MS Unnikrishnan, managing director, Thermax says the positive Index of Industrial Production (IIP) numbers are indicative of improving economic sentiment in India. Beating estimates, that expected the Index of Industrial Production (IIP) to come at 1.2 percent, the IIP for January was recorded at 2.4 percent.
"Since consumption of 5 plus percent is sufficient for us to be having an economic growth rate of 4.5-5 percent going forward or so, our fear of GDP tanking further is controlled right now," adds Unnikrishnan.
Adding to the IIP optimism, Unnikrishnan is bullish on consumption. "I was expecting that the non durable section of the consumer good would tank again further in comparison to previous month. On the contrary, it has stabilised around 5.3 percent. It is an indication that consumption is still continuing in the country," Unnikrishnan said in an interview to CNBC-TV18. Below is the edited transcript of Unnikrishnan's interview to CNBC-TV18. Q: The one number that you would be looking for in terms of capex has come in quite badly? Capital goods saw another contraction of 1.8 percent – is capex really contracting?
A: Yes it is contracting. Infact, the numbers are the effect of what has happened one year back in terms of finalisation of orders. What one needs to worry about is how much fresh orders will be coming into the book of capital goods companies in the country. Since I am privy to majority of this, there is no good news in that area. Having come across situations where medium to large ticket size contracts are finalised in recent past, either in commodity sector or in power, steel, cement sector, one still has some of them happening in small ticket size expansions of food, food processing or maybe some of those.

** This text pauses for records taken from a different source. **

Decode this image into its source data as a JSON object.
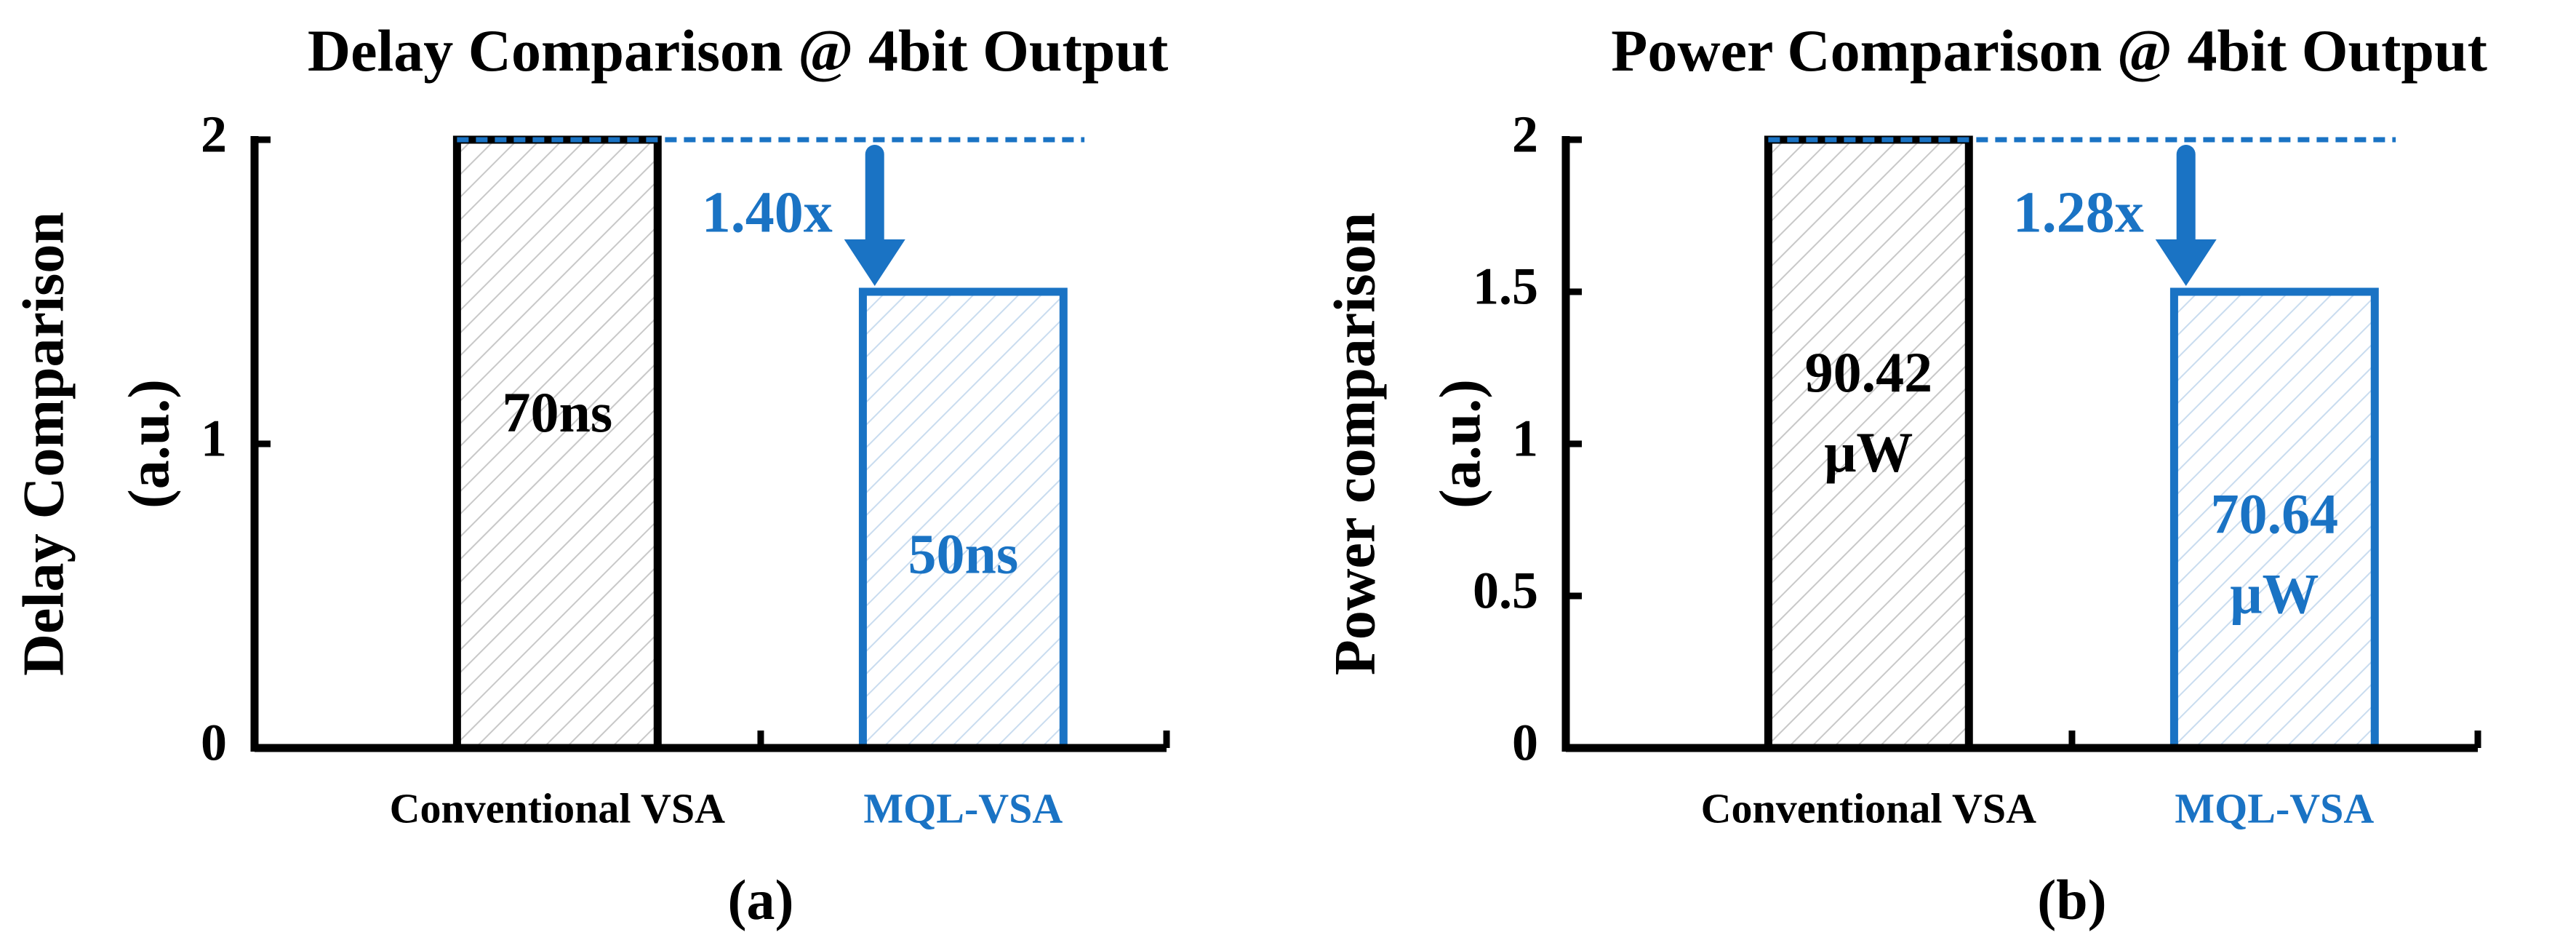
{
  "chart_data": [
    {
      "type": "bar",
      "title": "Delay Comparison @ 4bit Output",
      "ylabel": [
        "Delay Comparison",
        "(a.u.)"
      ],
      "categories": [
        "Conventional VSA",
        "MQL-VSA"
      ],
      "values": [
        2,
        1.5
      ],
      "colors": [
        "#000000",
        "#1a73c4"
      ],
      "bar_texts": [
        [
          "70ns"
        ],
        [
          "50ns"
        ]
      ],
      "ratio_label": "1.40x",
      "ylim": [
        0,
        2
      ],
      "yticks": [
        0,
        1,
        2
      ],
      "caption": "(a)"
    },
    {
      "type": "bar",
      "title": "Power Comparison @ 4bit Output",
      "ylabel": [
        "Power comparison",
        "(a.u.)"
      ],
      "categories": [
        "Conventional VSA",
        "MQL-VSA"
      ],
      "values": [
        2,
        1.5
      ],
      "colors": [
        "#000000",
        "#1a73c4"
      ],
      "bar_texts": [
        [
          "90.42",
          "μW"
        ],
        [
          "70.64",
          "μW"
        ]
      ],
      "ratio_label": "1.28x",
      "ylim": [
        0,
        2
      ],
      "yticks": [
        0,
        0.5,
        1,
        1.5,
        2
      ],
      "caption": "(b)"
    }
  ]
}
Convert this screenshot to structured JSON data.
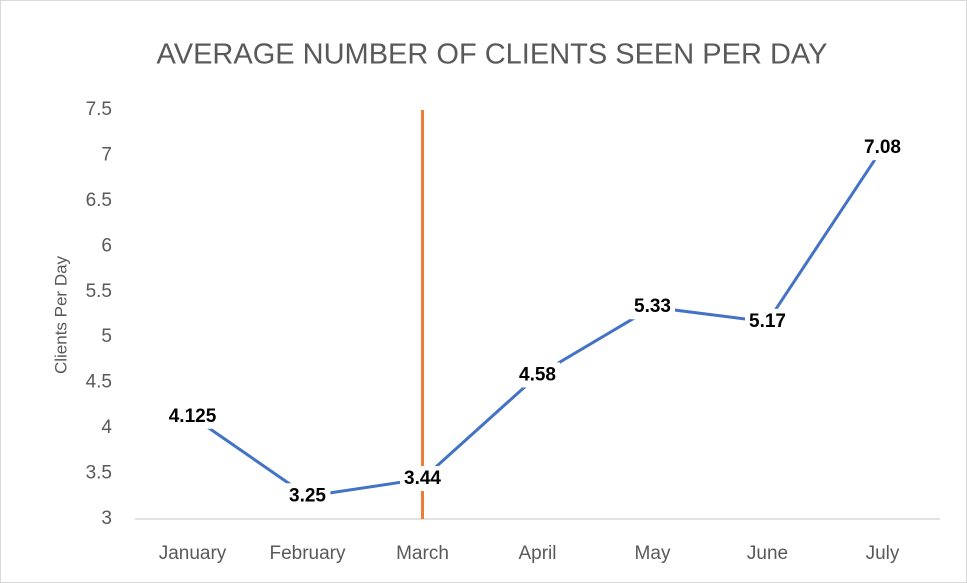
{
  "chart_data": {
    "type": "line",
    "title": "AVERAGE NUMBER OF CLIENTS SEEN PER DAY",
    "y_label": "Clients Per Day",
    "categories": [
      "January",
      "February",
      "March",
      "April",
      "May",
      "June",
      "July"
    ],
    "series": [
      {
        "name": "Clients Per Day",
        "color": "#4472c4",
        "values": [
          4.125,
          3.25,
          3.44,
          4.58,
          5.33,
          5.17,
          7.08
        ]
      }
    ],
    "ylim": [
      3,
      7.5
    ],
    "yticks": [
      3,
      3.5,
      4,
      4.5,
      5,
      5.5,
      6,
      6.5,
      7,
      7.5
    ],
    "grid": false,
    "data_labels": true,
    "reference_line": {
      "category_index": 2,
      "color": "#ed7d31"
    }
  }
}
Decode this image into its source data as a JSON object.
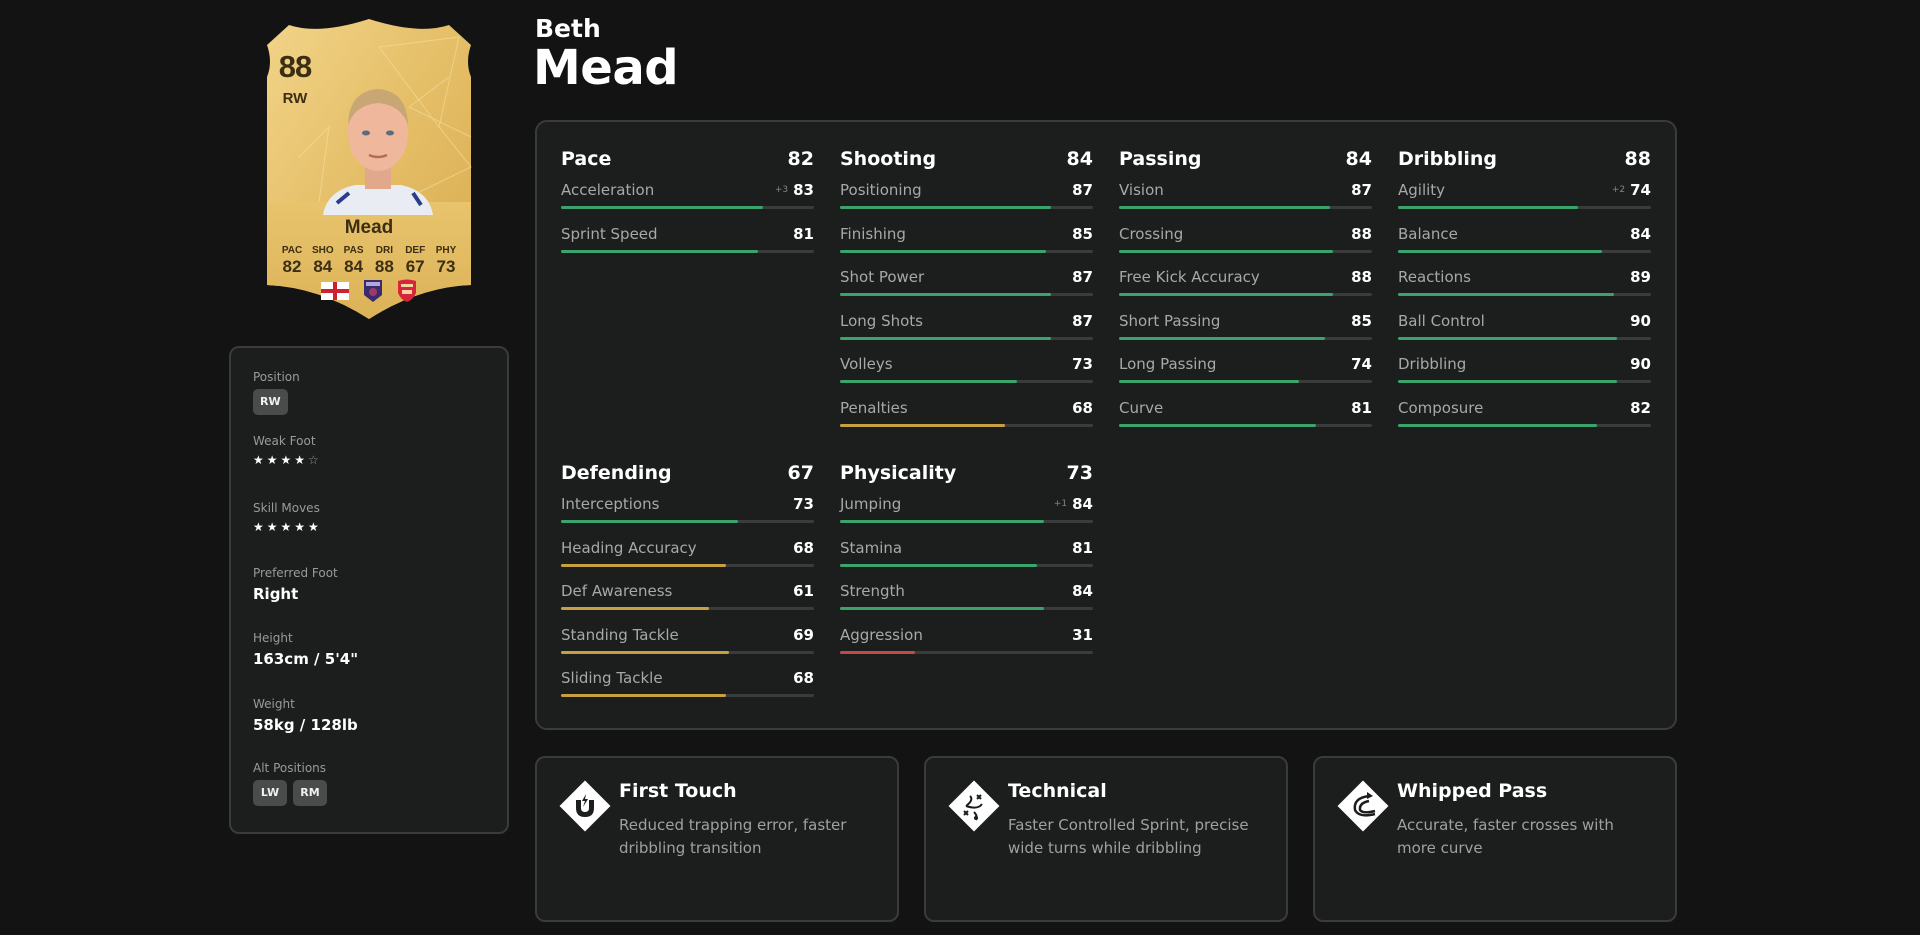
{
  "player": {
    "first_name": "Beth",
    "last_name": "Mead"
  },
  "card": {
    "rating": "88",
    "position": "RW",
    "name": "Mead",
    "stats": [
      {
        "label": "PAC",
        "value": "82"
      },
      {
        "label": "SHO",
        "value": "84"
      },
      {
        "label": "PAS",
        "value": "84"
      },
      {
        "label": "DRI",
        "value": "88"
      },
      {
        "label": "DEF",
        "value": "67"
      },
      {
        "label": "PHY",
        "value": "73"
      }
    ],
    "nation": "england-flag-icon",
    "league": "league-badge-icon",
    "club": "arsenal-badge-icon"
  },
  "info": {
    "position_label": "Position",
    "position_value": "RW",
    "weak_foot_label": "Weak Foot",
    "weak_foot_stars": 4,
    "skill_moves_label": "Skill Moves",
    "skill_moves_stars": 5,
    "preferred_foot_label": "Preferred Foot",
    "preferred_foot_value": "Right",
    "height_label": "Height",
    "height_value": "163cm / 5'4\"",
    "weight_label": "Weight",
    "weight_value": "58kg / 128lb",
    "alt_positions_label": "Alt Positions",
    "alt_positions": [
      "LW",
      "RM"
    ]
  },
  "colors": {
    "high": "#3aa46c",
    "mid": "#c9a040",
    "low": "#c24a4a",
    "track": "#3a3b3b",
    "panel": "#1c1d1d",
    "border": "#3a3b3b",
    "background": "#131313"
  },
  "stat_groups": [
    {
      "title": "Pace",
      "total": "82",
      "attrs": [
        {
          "name": "Acceleration",
          "value": 83,
          "boost": "+3"
        },
        {
          "name": "Sprint Speed",
          "value": 81,
          "boost": ""
        }
      ]
    },
    {
      "title": "Shooting",
      "total": "84",
      "attrs": [
        {
          "name": "Positioning",
          "value": 87,
          "boost": ""
        },
        {
          "name": "Finishing",
          "value": 85,
          "boost": ""
        },
        {
          "name": "Shot Power",
          "value": 87,
          "boost": ""
        },
        {
          "name": "Long Shots",
          "value": 87,
          "boost": ""
        },
        {
          "name": "Volleys",
          "value": 73,
          "boost": ""
        },
        {
          "name": "Penalties",
          "value": 68,
          "boost": ""
        }
      ]
    },
    {
      "title": "Passing",
      "total": "84",
      "attrs": [
        {
          "name": "Vision",
          "value": 87,
          "boost": ""
        },
        {
          "name": "Crossing",
          "value": 88,
          "boost": ""
        },
        {
          "name": "Free Kick Accuracy",
          "value": 88,
          "boost": ""
        },
        {
          "name": "Short Passing",
          "value": 85,
          "boost": ""
        },
        {
          "name": "Long Passing",
          "value": 74,
          "boost": ""
        },
        {
          "name": "Curve",
          "value": 81,
          "boost": ""
        }
      ]
    },
    {
      "title": "Dribbling",
      "total": "88",
      "attrs": [
        {
          "name": "Agility",
          "value": 74,
          "boost": "+2"
        },
        {
          "name": "Balance",
          "value": 84,
          "boost": ""
        },
        {
          "name": "Reactions",
          "value": 89,
          "boost": ""
        },
        {
          "name": "Ball Control",
          "value": 90,
          "boost": ""
        },
        {
          "name": "Dribbling",
          "value": 90,
          "boost": ""
        },
        {
          "name": "Composure",
          "value": 82,
          "boost": ""
        }
      ]
    },
    {
      "title": "Defending",
      "total": "67",
      "attrs": [
        {
          "name": "Interceptions",
          "value": 73,
          "boost": ""
        },
        {
          "name": "Heading Accuracy",
          "value": 68,
          "boost": ""
        },
        {
          "name": "Def Awareness",
          "value": 61,
          "boost": ""
        },
        {
          "name": "Standing Tackle",
          "value": 69,
          "boost": ""
        },
        {
          "name": "Sliding Tackle",
          "value": 68,
          "boost": ""
        }
      ]
    },
    {
      "title": "Physicality",
      "total": "73",
      "attrs": [
        {
          "name": "Jumping",
          "value": 84,
          "boost": "+1"
        },
        {
          "name": "Stamina",
          "value": 81,
          "boost": ""
        },
        {
          "name": "Strength",
          "value": 84,
          "boost": ""
        },
        {
          "name": "Aggression",
          "value": 31,
          "boost": ""
        }
      ]
    }
  ],
  "playstyles": [
    {
      "title": "First Touch",
      "description": "Reduced trapping error, faster dribbling transition",
      "icon": "first-touch-icon"
    },
    {
      "title": "Technical",
      "description": "Faster Controlled Sprint, precise wide turns while dribbling",
      "icon": "technical-icon"
    },
    {
      "title": "Whipped Pass",
      "description": "Accurate, faster crosses with more curve",
      "icon": "whipped-pass-icon"
    }
  ]
}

I would look at the numbers slightly differently. There is one good news- in the month of January we saw the electricity generation in the country increase by 6.4 percent. This means the capacity which is build-in in the earlier past, is delivering electricity demand for the country. And that is positive news.
I was expecting that the non durable section of the consumer good would tank again further in comparison to previous month. On the contrary, it has stabilised around 5.3 percent. It is an indication that consumption is still continuing in the country. If that were to take a plunge further, we would have been talking about a dooms day going forward.
Since consumption of 5 plus percent is sufficient for us to be having an economic growth rate of 4.5-5 percent going forward or so, our fear of GDP tanking further is controlled right now. I am not trying to be very optimistic but this is an indication through numbers that maybe we are at a stable level and there is a possibility for us to reverse a trend of negativity in the coming quarters.
I don’t think anybody in the country or anywhere in the world is excepting that the country where GDP growth has come down from 8 percent to 5.3 percent will automatically see an improvement in capital goods. We will have to wait and watch and we possibly need to be given time where people believe that consumption is increasing and we need to be creating capacity. Then, they will call us to finalise orders for capacity expansion. It is a long story for us.
Q: But has that decline or cut in capex from a year earlier atleast reduced?
A: I haven’t come across in the last two quarters any substantial large projects getting stuck. Whatever was going on is going on. The pace of implementation of projects has come down. One can’t blame that to the availability of money because credit availability is not so bad in the country for atleast core projects. However, the desire of the owner to complete the project on time, to take care of the growing market is a current issue. Everybody is taking luxurious time for execution of a project. There are no cancellations or hold up of a project.
Then comes a new declaration. What we need to worry at this point is if we are having new projects getting declared by either the government or by the industry. One needs to worry about power sector, steel sector, cement sector, oil and gas. These are the four core industries which I would look forward to as a reversal trend indicators. In that, I haven’t seen a single larger project barring the Cochin Refinery that is declared. When one listens to any sectoral improvement in these four areas, I would say the reversal has happened. So, let us wait for it. Q: You have seen previous downturns. Do you predict any coming in, in 14 months,18 months or two years?
A: I would give an 18 month period for it. Beyond that, this economy can’t afford to be slowing down this way because we are not Europe or America. We have a population growth happening at 1.55 percent which is 20 million Indians getting added to this population of the country. They all are going to be consuming and the urbanisation is never witness by the universe. Lifestyle changes happening equals how you can contain the consumption. So, it has to grow but having reversed from 8 to 5 percent I would give them an 18 month period.